Не дожидаясь моего ответа, она продолжала:
– Но и я бледнею, и я также трепещу. Без этого не было бы удовольствия. Ну, ты считаешь меня злой?
– Нет, дорогая Клара, ты не злая. Ты…
Она быстро прервала меня, подставив свои губы:
– Я не злая. Я не хочу, чтобы ты считал меня злой. Я милая и любопытная бабенка, как все женщины. А вы, вы только – мокрая курица! И я вас больше не люблю. Целуйте вашу маму, милый мой. Целуйте крепко, крепче… очень крепко. Нет, я вас больше не люблю, тряпка. Да, вы только милая тряпка и больше ничего.
Веселая и серьезная, улыбающаяся и с морщинкой, которая у нее появлялась в гневе, как и в страсти, она прибавила:
– Сказать только, что я женщина, совсем маленькая женщина, совершенно хрупкая, как цветок, такая же нежная и хрупкая, как бамбуковый стебель, и что из нас двоих мужчина-то я… и что я стою двоих таких мужчин, как ты!
Желание, возбуждающееся во мне ее телом, соединялось с безграничной жалостью за ее пропащую и безумную душу.
С легким презрением она произнесла фразу, которая часто срывалась с ее губ:
– Мужчины! Они не знают, ни что такое любовь, ни что такое смерть.
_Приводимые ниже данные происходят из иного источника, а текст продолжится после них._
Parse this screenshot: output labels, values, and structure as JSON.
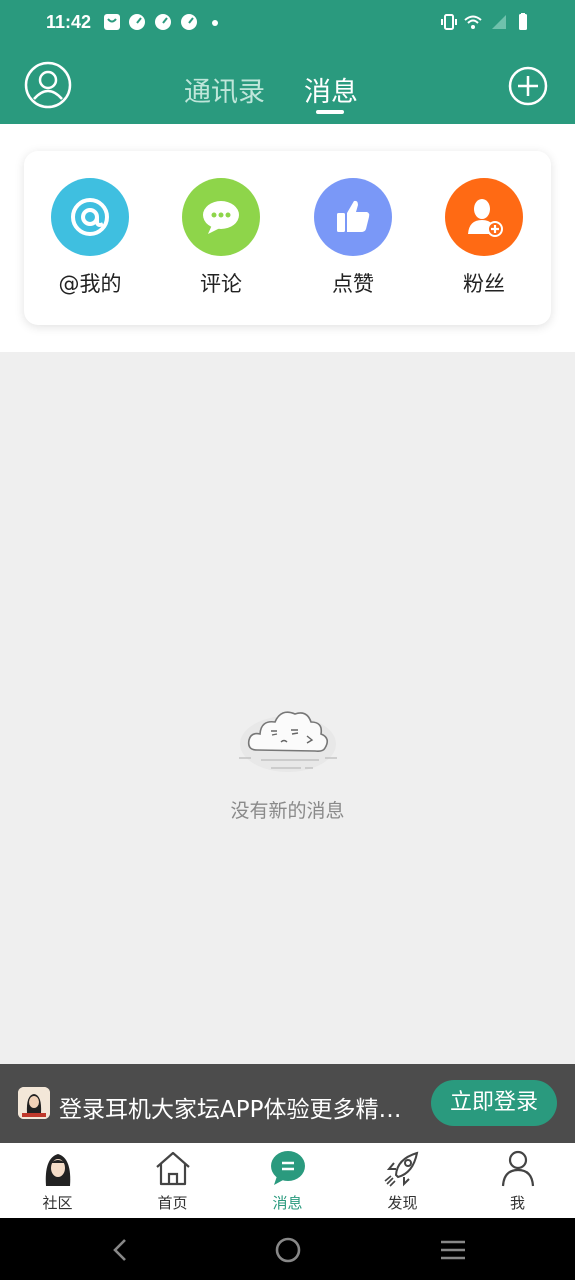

Они ничего не знают, и всегда печальны, и плачут! Они безо всякой причины падают в обморок от всяких пустяков.
Вдруг, перескочив с одной мысли на другую, как пучок с цветка на цветок, она спросила:
– А правда ли то, что нам сейчас рассказывал толстый добряк?
– В чем дело, милая Клара? И какое нам дело до толстого добряка?
– Толстый добряк сейчас рассказывал, что у цветов иногда двадцать самцов удовлетворяют страсть одной самки. Эта правда?
– Конечно, правда!
– Правда? Хорошо! На самом деле, правда?
– Ну, без сомнения!
– Толстяк не смеялся над нами? Ты уверен?
– Что ты чудишь? И почему ты у меня спрашиваешь это? Почему ты смотришь на меня такими странными глазами? Это правда!